I have no reliable knowledge of what the empty house referred to in lines 2 and 20 really means. Is it Russia as a state (appropriate enough if you see the ‘Gosudaryunia’ of the first line as Her Majesty)? Is it Russian Orthodoxy (a logical subject of conversation when one talks to the Mother of God)? Is it Russian culture? Whatever it is, the collective narrator, the ‘we’ of the second line, feels that his (should I say ‘our’?) efforts are futile. His pessimism becomes self-explained if we think of Russia in 1992. The thoroughly built house of the Soviet Empire had collapsed; with its former inhabitants, the Soviet republics, showing no real interest for a new political union, with immigration to Western countries becoming a hidden desire of so many individuals, little effort it took to see the ruins of that house as (barely) empty. A not-so-straightforward reading allows us to call this text a prediction: in 1992, it was not easily possible to guess that all the beautiful churches, built in Russia after 1991, will become less and less visited over time and that the congregations of believers will be less and less numerous.

The already built house is empty. Other signs of our national humiliation make themselves clear in next lines. We ‘would sing till the first light of dawn, sing but never say it in words,’ which perhaps means that the glorious image of the upcoming Spiritual Russian Tsardom, spoken about by Russian writers, poets, and visionaries, from Dostoyevsky to Daniil Andreev and from St. Seraphim of Sarov to Vladimir Mayakovsky, was never established as a plain political and social reality. We as a nation cannot stop ‘drinking this piss’ (the dryan’ of the original Russian text actually stands for any bad and evil-smelling substance, but I do not think I want to object to this particular word choice). We cannot stop ‘daring this dare’ or, more exactly, we cannot stop hopelessly fighting the little devils of our national mythology, be these little devils bureaucracy, corruption, lack of money, or other trivial everyday problems of life in Russia.

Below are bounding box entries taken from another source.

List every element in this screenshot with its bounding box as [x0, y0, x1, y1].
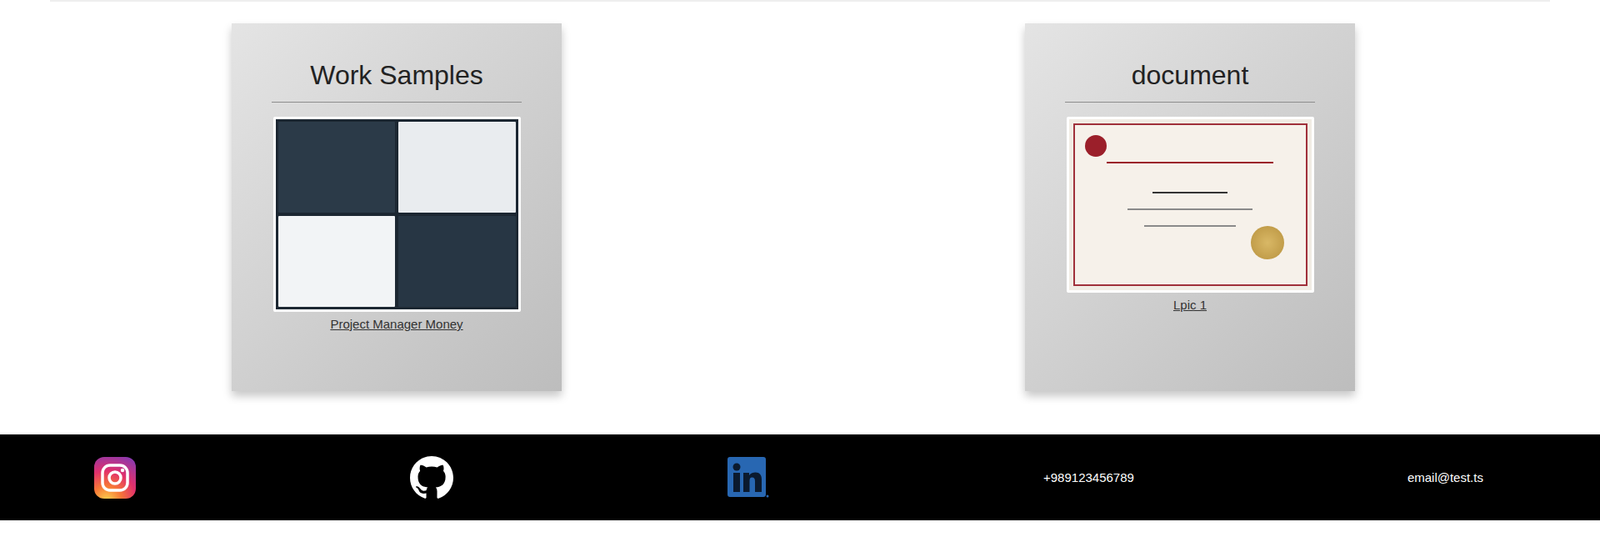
- card: Work Samples Project Manager Money: [231, 23, 562, 391]
- card-link[interactable]: Project Manager Money: [330, 315, 463, 333]
- instagram-icon[interactable]: [93, 455, 137, 500]
- card-title: Work Samples: [310, 58, 483, 92]
- card: document Lpic 1: [1025, 23, 1355, 391]
- header-divider: [50, 0, 1550, 2]
- work-sample-image[interactable]: [273, 116, 521, 312]
- page: Work Samples Project Manager Money docume…: [0, 0, 1600, 542]
- card-divider: [1065, 101, 1315, 103]
- footer: +989123456789 email@test.ts: [0, 434, 1600, 520]
- cards-section: Work Samples Project Manager Money docume…: [0, 1, 1600, 435]
- card-title: document: [1131, 58, 1250, 92]
- linkedin-icon[interactable]: [726, 455, 770, 500]
- phone-number[interactable]: +989123456789: [1043, 469, 1135, 486]
- card-link[interactable]: Lpic 1: [1173, 296, 1207, 314]
- email-address[interactable]: email@test.ts: [1407, 469, 1484, 486]
- github-icon[interactable]: [410, 455, 454, 500]
- card-divider: [271, 101, 522, 103]
- certificate-image[interactable]: [1066, 116, 1315, 293]
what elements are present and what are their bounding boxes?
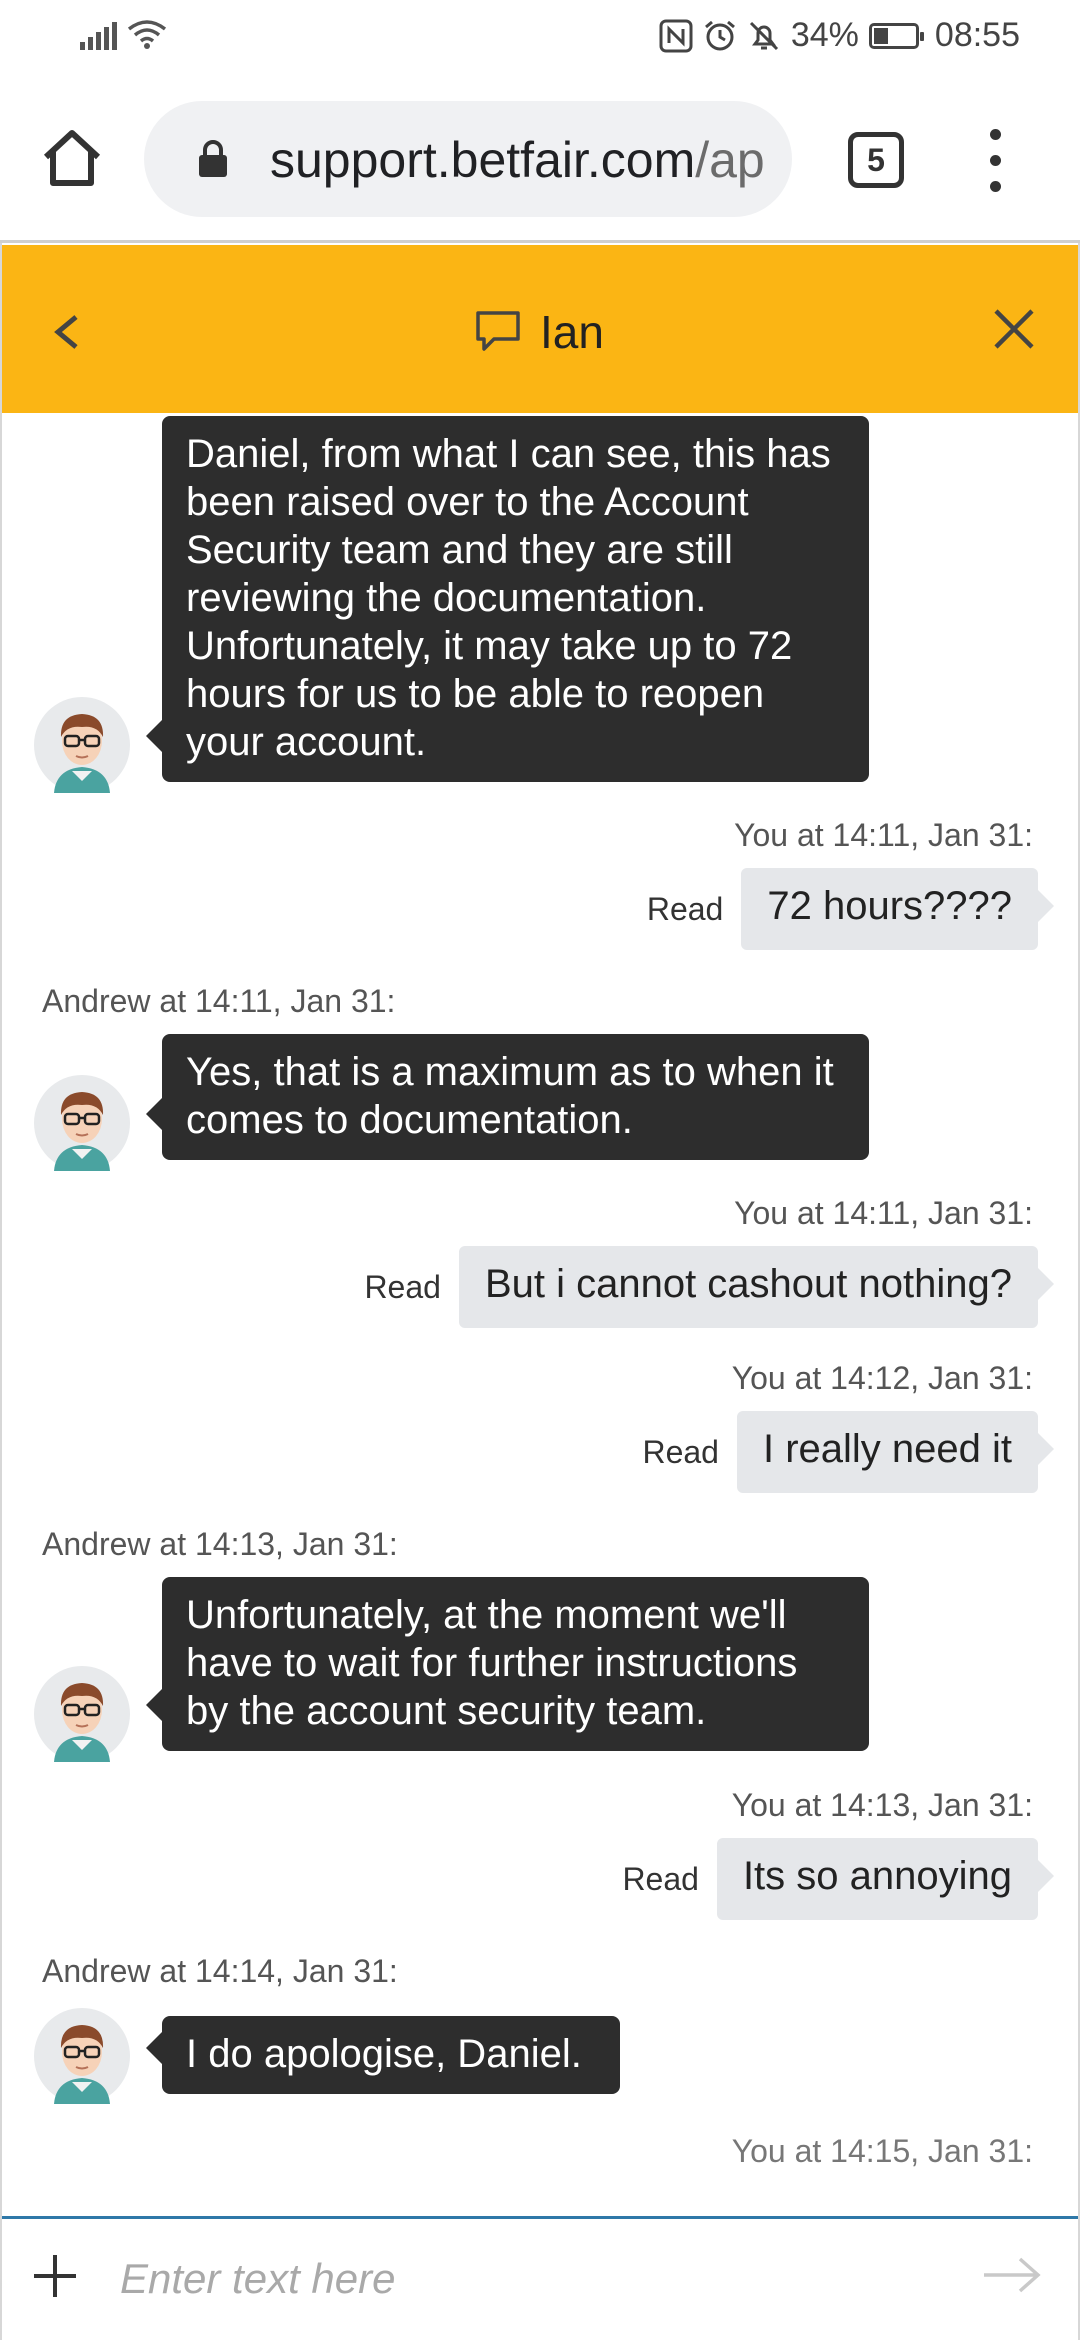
signal-icon [80,20,117,50]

‘So why is that?’—to quote line 13. All this, the songwriter says, happens because of our national lack of practical sense, metaphorically described as the wish to ‘embroider the snow with silver’ in the situation where more resolute, more effective, more down-to-earth measures, the ‘poison’ of the poetic text, must be taken. The bright future is still to come, it can come provided it is summoned with all the resolution we have. The difficulty of the historical tasks we face should not scare us away: ‘[t]he burden [won’t be] heavy to bear,’ which is a direct reference to the Gospel, to Christ who says to His disciples,

Come to me, all you who are weary and burdened, and I will give you rest. Take my yoke upon you and learn from me, for I am gentle and humble in heart, and you will find rest for your souls. For my yoke is easy and burden is light [Matthew, 11:28-30, NIV].

The former Soviet republics still may re-unite, the churches will again become crowded—provided we stay faithful to the Christian principles we must be guided by as a nation; given that we are brave enough to challenge our enemies. A peaceful person cannot really desire for enemies; what he or she can desire is to reveal his or her malicious would-be friends as such. ‘Now we know what silver is like,’ we know that all former policies, all our attempts to be friendly and nice towards ‘more civilised’ nations, have proved themselves as ineffective. ‘Let’s see what the poison can do.’ The major historical and geopolitical turn that Russia is taking right now was predicted by Boris Grebenshchikov in 1992 when only the most daring visionaries could dream of it.